積分記号下の微分について

#幾何解析 #初等解析

積分記号下の微分は二重極限の交換である. しかし,恐れるなかれ,積分と微分の順序交換そのものは怖くはない. 結局,いつでもヤバいのは広義積分だ.

基本の考え方

基本的には,$\partial f / \partial t$が可積分であれば,積分記号下の微分は全く問題なくできる. これはLebesgueの収束定理からも理解できるが,微分積分学の基本定理とFubiniの定理の組み合わせから見るのもわかりやすい.

まずは微分積分学の基本定理で,微分してから積分することで, [ \frac{d}{dt} \int_X f(x,t) \,dx = \frac{d}{dt} \int_X \left( \int_0^t \frac{\partial f}{\partial s}(x,s) \,ds \right) \,dx ] と書き換える. 次にFubiniの定理で,積分順序を交換すれば, [ \frac{d}{dt} \int_X \left( \int_0^t \frac{\partial f}{\partial s}(x,s) \,ds \right) \,dx = \frac{d}{dt} \int_0^t \left( \int_X \frac{\partial f}{\partial s}(x,s) \,dx \right) \,ds ] と書き換わる. こうして, [ \frac{d}{dt} \int_X f(x,t) \,dx = \frac{d}{dt} \int_0^t \left( \int_X \frac{\partial f}{\partial s}(x,s) \,dx \right) \,ds = \int_X \frac{\partial f}{\partial t}(x,t) \,dx ] がわかった. 要するに,$\partial f / \partial t$が可積分であればFubiniの定理が使えるので,積分記号下の微分は正当化される.

危険な場合

Laurent Schwartzの「物理数学の方法」の第1章3.2節とその後の例を見よ.

振動積分(最終的にはOKな場合)

振動積分 [ F(x) := \int_{-\infty}^{+\infty} \frac{e^{itx}}{1+t^2} \,dt ] を考えてみよ. 函数$\tfrac{t}{1+t^2}$は可積分ではない! しかし,$x \ne 0$で$\tfrac{it e^{itx} }{1+t^2}$は広義積分可能であり,また,$F(x)$の積分記号化の微分も正当化できる. 実際,$F(x) = \pi e^{-|x|}$である.

振動積分(最終的にもダメな場合)

振動積分 [ \int_0^{\infty} \frac{\sin x}{x} \,dx = \frac{\pi}{2} ] を考えてみる. 変数変換$x = ty$により, [ \int_0^{\infty} \frac{\sin (ty)}{y} \,dy = \frac{\pi}{2} ] と書き換える. このとき,積分記号化の微分ができるとすれば, [ \int_0^{\infty} \frac{\partial}{\partial t} \frac{\sin (ty)}{y} \,dy = \int_0^{\infty} \cos (ty) \,dy \overset{?}{=} 0 ] だが,左辺は広義積分できない!

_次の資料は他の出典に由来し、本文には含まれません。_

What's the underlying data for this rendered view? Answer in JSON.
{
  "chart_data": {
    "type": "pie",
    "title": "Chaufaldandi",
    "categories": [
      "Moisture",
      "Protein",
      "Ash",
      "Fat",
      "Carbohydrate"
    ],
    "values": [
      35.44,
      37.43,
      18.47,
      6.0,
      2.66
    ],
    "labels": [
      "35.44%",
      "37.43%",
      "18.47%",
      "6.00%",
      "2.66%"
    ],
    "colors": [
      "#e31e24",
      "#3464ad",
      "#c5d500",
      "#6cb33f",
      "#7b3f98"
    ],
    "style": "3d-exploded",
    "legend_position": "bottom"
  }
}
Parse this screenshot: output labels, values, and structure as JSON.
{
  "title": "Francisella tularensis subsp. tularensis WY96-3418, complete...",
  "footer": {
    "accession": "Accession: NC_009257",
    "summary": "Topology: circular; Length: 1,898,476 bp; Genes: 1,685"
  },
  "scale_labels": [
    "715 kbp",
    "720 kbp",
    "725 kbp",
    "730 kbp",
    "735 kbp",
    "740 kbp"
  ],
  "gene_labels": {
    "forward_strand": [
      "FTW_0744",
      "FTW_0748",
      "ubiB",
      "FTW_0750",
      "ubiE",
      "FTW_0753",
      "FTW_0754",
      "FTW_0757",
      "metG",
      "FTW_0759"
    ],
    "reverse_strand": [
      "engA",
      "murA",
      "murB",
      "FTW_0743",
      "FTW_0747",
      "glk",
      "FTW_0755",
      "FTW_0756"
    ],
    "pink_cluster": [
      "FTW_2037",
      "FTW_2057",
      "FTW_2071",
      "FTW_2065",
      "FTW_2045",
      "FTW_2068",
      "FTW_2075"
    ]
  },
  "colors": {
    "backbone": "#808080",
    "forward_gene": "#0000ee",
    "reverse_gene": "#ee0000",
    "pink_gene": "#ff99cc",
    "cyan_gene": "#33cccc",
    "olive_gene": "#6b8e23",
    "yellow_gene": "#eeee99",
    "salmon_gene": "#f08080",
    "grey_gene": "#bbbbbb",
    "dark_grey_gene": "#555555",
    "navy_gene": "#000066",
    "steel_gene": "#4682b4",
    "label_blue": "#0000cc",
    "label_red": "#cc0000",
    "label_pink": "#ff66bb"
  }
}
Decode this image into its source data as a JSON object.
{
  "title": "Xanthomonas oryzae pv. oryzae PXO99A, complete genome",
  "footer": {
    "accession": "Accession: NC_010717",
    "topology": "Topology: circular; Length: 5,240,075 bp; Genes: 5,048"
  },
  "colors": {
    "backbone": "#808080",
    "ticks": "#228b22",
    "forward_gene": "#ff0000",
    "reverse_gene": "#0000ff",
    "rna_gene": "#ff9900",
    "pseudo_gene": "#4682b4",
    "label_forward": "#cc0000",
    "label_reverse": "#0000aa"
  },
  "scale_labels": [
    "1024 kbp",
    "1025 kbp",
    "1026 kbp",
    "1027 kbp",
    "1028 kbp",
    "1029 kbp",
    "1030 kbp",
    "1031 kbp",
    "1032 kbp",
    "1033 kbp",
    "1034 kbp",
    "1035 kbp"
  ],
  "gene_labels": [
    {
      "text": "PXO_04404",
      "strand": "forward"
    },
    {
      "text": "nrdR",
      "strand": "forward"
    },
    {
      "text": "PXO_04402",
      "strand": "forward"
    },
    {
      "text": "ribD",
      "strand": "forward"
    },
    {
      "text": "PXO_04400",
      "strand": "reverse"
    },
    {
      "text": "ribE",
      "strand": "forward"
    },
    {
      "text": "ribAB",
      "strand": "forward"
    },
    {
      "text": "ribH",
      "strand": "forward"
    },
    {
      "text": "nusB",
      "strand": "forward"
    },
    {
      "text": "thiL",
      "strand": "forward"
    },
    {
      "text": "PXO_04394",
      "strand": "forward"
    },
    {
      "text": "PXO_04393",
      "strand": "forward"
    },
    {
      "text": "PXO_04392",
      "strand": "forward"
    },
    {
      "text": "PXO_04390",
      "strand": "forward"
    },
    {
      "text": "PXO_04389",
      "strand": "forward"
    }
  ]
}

寺寛のp.80の第3.6節の例も参照のこと. 一様収束の必要性が鮮やかに説明されておりわかりやすい. すなわち,$t \in \mathbb{R}$に対して,函数 [ t \mapsto \int_0^{\infty} \frac{\sin t x}{x} \,dx ] はそもそも$t=0$で連続ではない. というのも, [ \int_0^{\infty} \frac{\sin tx}{x} \,dx = \int_0^u \frac{\sin tx}{x} \,dx + \int_u^{\infty} \frac{\sin tx}{x} \,dx ] と分解するとき,第一項は有限区間$[0,u]$での積分なので$t=0$でも連続で,さらに,第二項は,もちろん,$t \in \mathbb{R}$を固定するとき, [ \lim_{u \to \infty} \int_u^{\infty} \frac{\sin tx}{x} \,dx = 0 ] なのだが,そのゼロへの収束の速さが$u \to \infty$のときにどんどん遅くなってしまうからだ.

Newtonポテンシャル

Newtonポテンシャル [ U(a) := \int_{|x| \le 1} \frac{\mu(x)}{|x-a|} \,dx ] の一階微分をどのように計算したか考えてみよ.